Magdala - the Pompeii of Israel
Mary Magdalene is a woman who’s sinful reputation has often been greatly misunderstood and misrepresented but Jesus elevated this contrite woman, this great sinner, to be the symbol of hope for all sinners.
Turns out that Mary gets her name from the town of Magdala, a town on the shores of the Galilee that is estimated to have been populated by nearly 40,000 people and a fleet of over 200 boats. Mary was a a wealthy woman, and she must have has substantial savings/earnings if she was living as a single woman. It is unfortunate that her identity became confused with the biblical Mary who had been a prostitute and cured of seven demons. Mary's reputation first became besmirched after Pope Gregory the Great gave a homily in 591 where he linked the Mary's together. Folks got confused and ever since there have been tall spun until the most recent scandal as portrayed by Dan Brown in his DaVinci Code disaster.

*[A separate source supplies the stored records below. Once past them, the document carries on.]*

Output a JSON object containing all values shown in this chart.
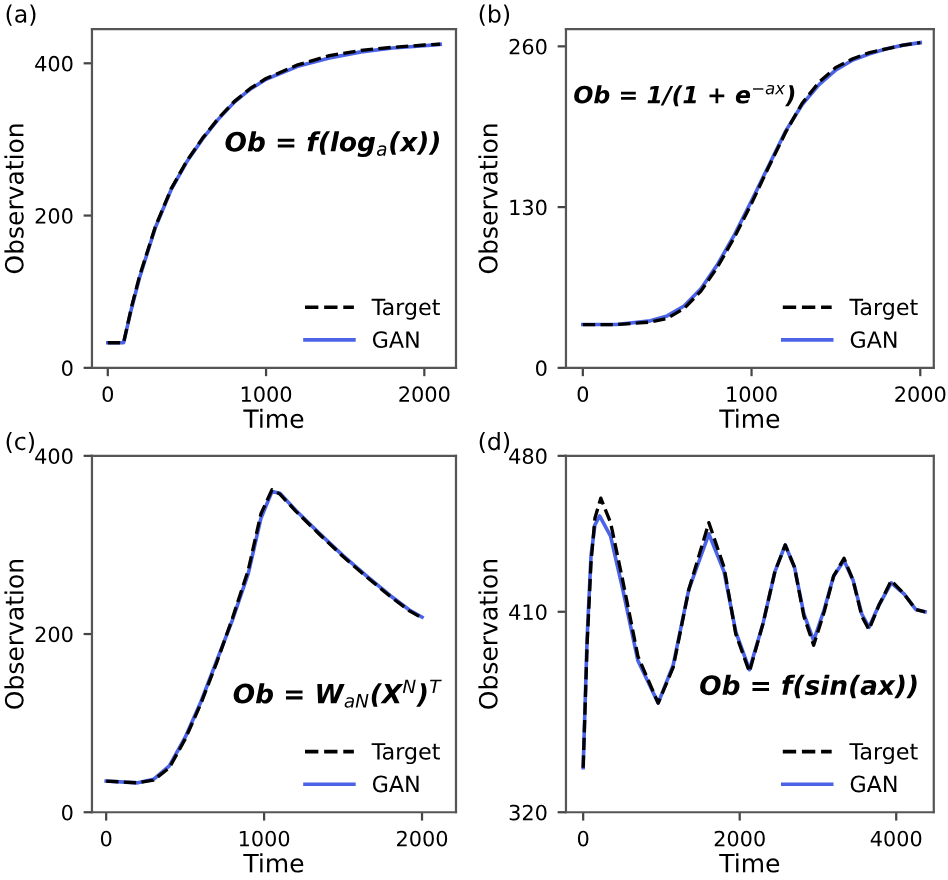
{
  "chart_data": [
    {
      "type": "line",
      "title": "(a)",
      "xlabel": "Time",
      "ylabel": "Observation",
      "annotations": [
        "Ob = f(log$_{a}$(x))"
      ],
      "xlim": [
        -100,
        2200
      ],
      "ylim": [
        0,
        445
      ],
      "xticks": [
        0,
        1000,
        2000
      ],
      "yticks": [
        0,
        200,
        400
      ],
      "grid": false,
      "legend": "bottom right",
      "marker": "none",
      "series": [
        {
          "name": "Target",
          "color": "#000000",
          "line_style": "dashed",
          "x": [
            0,
            100,
            150,
            200,
            300,
            400,
            500,
            600,
            700,
            800,
            900,
            1000,
            1200,
            1400,
            1600,
            1800,
            2000,
            2100
          ],
          "values": [
            33,
            33,
            80,
            120,
            185,
            235,
            272,
            302,
            328,
            350,
            367,
            380,
            398,
            410,
            417,
            421,
            424,
            425
          ]
        },
        {
          "name": "GAN",
          "color": "#4b63e6",
          "line_style": "solid",
          "x": [
            0,
            100,
            150,
            200,
            300,
            400,
            500,
            600,
            700,
            800,
            900,
            1000,
            1200,
            1400,
            1600,
            1800,
            2000,
            2100
          ],
          "values": [
            33,
            33,
            78,
            118,
            184,
            234,
            271,
            301,
            327,
            349,
            366,
            379,
            396,
            407,
            415,
            420,
            423,
            425
          ]
        }
      ]
    },
    {
      "type": "line",
      "title": "(b)",
      "xlabel": "Time",
      "ylabel": "Observation",
      "annotations": [
        "Ob = 1/(1 + e$^{−ax}$)"
      ],
      "xlim": [
        -100,
        2080
      ],
      "ylim": [
        0,
        274
      ],
      "xticks": [
        0,
        1000,
        2000
      ],
      "yticks": [
        0,
        130,
        260
      ],
      "grid": false,
      "legend": "bottom right",
      "marker": "none",
      "series": [
        {
          "name": "Target",
          "color": "#000000",
          "line_style": "dashed",
          "x": [
            0,
            200,
            400,
            500,
            600,
            700,
            800,
            900,
            1000,
            1100,
            1200,
            1300,
            1400,
            1500,
            1600,
            1700,
            1800,
            1900,
            2000
          ],
          "values": [
            35,
            35,
            37,
            40,
            48,
            62,
            82,
            106,
            133,
            162,
            190,
            214,
            231,
            243,
            250,
            255,
            258,
            261,
            263
          ]
        },
        {
          "name": "GAN",
          "color": "#4b63e6",
          "line_style": "solid",
          "x": [
            0,
            200,
            400,
            500,
            600,
            700,
            800,
            900,
            1000,
            1100,
            1200,
            1300,
            1400,
            1500,
            1600,
            1700,
            1800,
            1900,
            2000
          ],
          "values": [
            35,
            35,
            38,
            42,
            50,
            64,
            84,
            108,
            135,
            163,
            191,
            213,
            229,
            241,
            249,
            254,
            258,
            261,
            263
          ]
        }
      ]
    },
    {
      "type": "line",
      "title": "(c)",
      "xlabel": "Time",
      "ylabel": "Observation",
      "annotations": [
        "Ob = W$_{aN}$(X$^{N}$)$^{T}$"
      ],
      "xlim": [
        -90,
        2215
      ],
      "ylim": [
        0,
        400
      ],
      "xticks": [
        0,
        1000,
        2000
      ],
      "yticks": [
        0,
        200,
        400
      ],
      "grid": false,
      "legend": "bottom right",
      "marker": "none",
      "series": [
        {
          "name": "Target",
          "color": "#000000",
          "line_style": "dashed",
          "x": [
            0,
            200,
            300,
            400,
            500,
            600,
            700,
            800,
            900,
            980,
            1050,
            1100,
            1200,
            1350,
            1500,
            1650,
            1800,
            1920,
            2000
          ],
          "values": [
            35,
            33,
            36,
            50,
            82,
            122,
            168,
            218,
            272,
            335,
            362,
            357,
            338,
            312,
            287,
            264,
            242,
            226,
            218
          ]
        },
        {
          "name": "GAN",
          "color": "#4b63e6",
          "line_style": "solid",
          "x": [
            0,
            200,
            300,
            400,
            500,
            600,
            700,
            800,
            900,
            980,
            1050,
            1100,
            1200,
            1350,
            1500,
            1650,
            1800,
            1920,
            2000
          ],
          "values": [
            35,
            33,
            37,
            52,
            84,
            124,
            170,
            216,
            268,
            330,
            360,
            358,
            339,
            313,
            288,
            265,
            243,
            227,
            219
          ]
        }
      ]
    },
    {
      "type": "line",
      "title": "(d)",
      "xlabel": "Time",
      "ylabel": "Observation",
      "annotations": [
        "Ob = f(sin(ax))"
      ],
      "xlim": [
        -220,
        4480
      ],
      "ylim": [
        320,
        480
      ],
      "xticks": [
        0,
        2000,
        4000
      ],
      "yticks": [
        320,
        410,
        480
      ],
      "grid": false,
      "legend": "bottom right",
      "marker": "none",
      "series": [
        {
          "name": "Target",
          "color": "#000000",
          "line_style": "dashed",
          "x": [
            0,
            50,
            100,
            150,
            225,
            350,
            500,
            700,
            958,
            1150,
            1350,
            1606,
            1800,
            1950,
            2124,
            2300,
            2450,
            2582,
            2700,
            2820,
            2945,
            3080,
            3200,
            3333,
            3450,
            3560,
            3652,
            3780,
            3937,
            4100,
            4250,
            4369
          ],
          "values": [
            340,
            395,
            432,
            452,
            461,
            450,
            425,
            390,
            369,
            385,
            420,
            450,
            430,
            400,
            383,
            405,
            428,
            440,
            430,
            408,
            395,
            410,
            426,
            434,
            424,
            408,
            402,
            413,
            424,
            418,
            411,
            410
          ]
        },
        {
          "name": "GAN",
          "color": "#4b63e6",
          "line_style": "solid",
          "x": [
            0,
            50,
            100,
            150,
            210,
            350,
            500,
            700,
            958,
            1150,
            1350,
            1606,
            1800,
            1950,
            2124,
            2300,
            2450,
            2582,
            2700,
            2820,
            2945,
            3080,
            3200,
            3333,
            3450,
            3560,
            3652,
            3780,
            3937,
            4100,
            4250,
            4369
          ],
          "values": [
            340,
            398,
            435,
            449,
            453,
            444,
            421,
            388,
            369,
            386,
            420,
            445,
            428,
            401,
            384,
            405,
            428,
            440,
            430,
            409,
            397,
            411,
            426,
            433,
            424,
            409,
            403,
            413,
            423,
            418,
            411,
            410
          ]
        }
      ]
    }
  ]
}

What we do know about Mary, "The Apostle of the Apostles" is that she accompanied Jesus to the foot of the Cross and later she met him at the tomb as the first “witness of Divine Mercy.” St. John's Gospel tells us that Mary Magdalene wept because she could not find the body of the Lord, and that Jesus had mercy on her by letting himself be known as her Master, thus transforming her tears from sad to glad.
“Her tears at Christ’s empty tomb are a reminder that sometimes in our lives, tears are the lenses we need to see Jesus.” said Pope Francis during a Mass in 2013.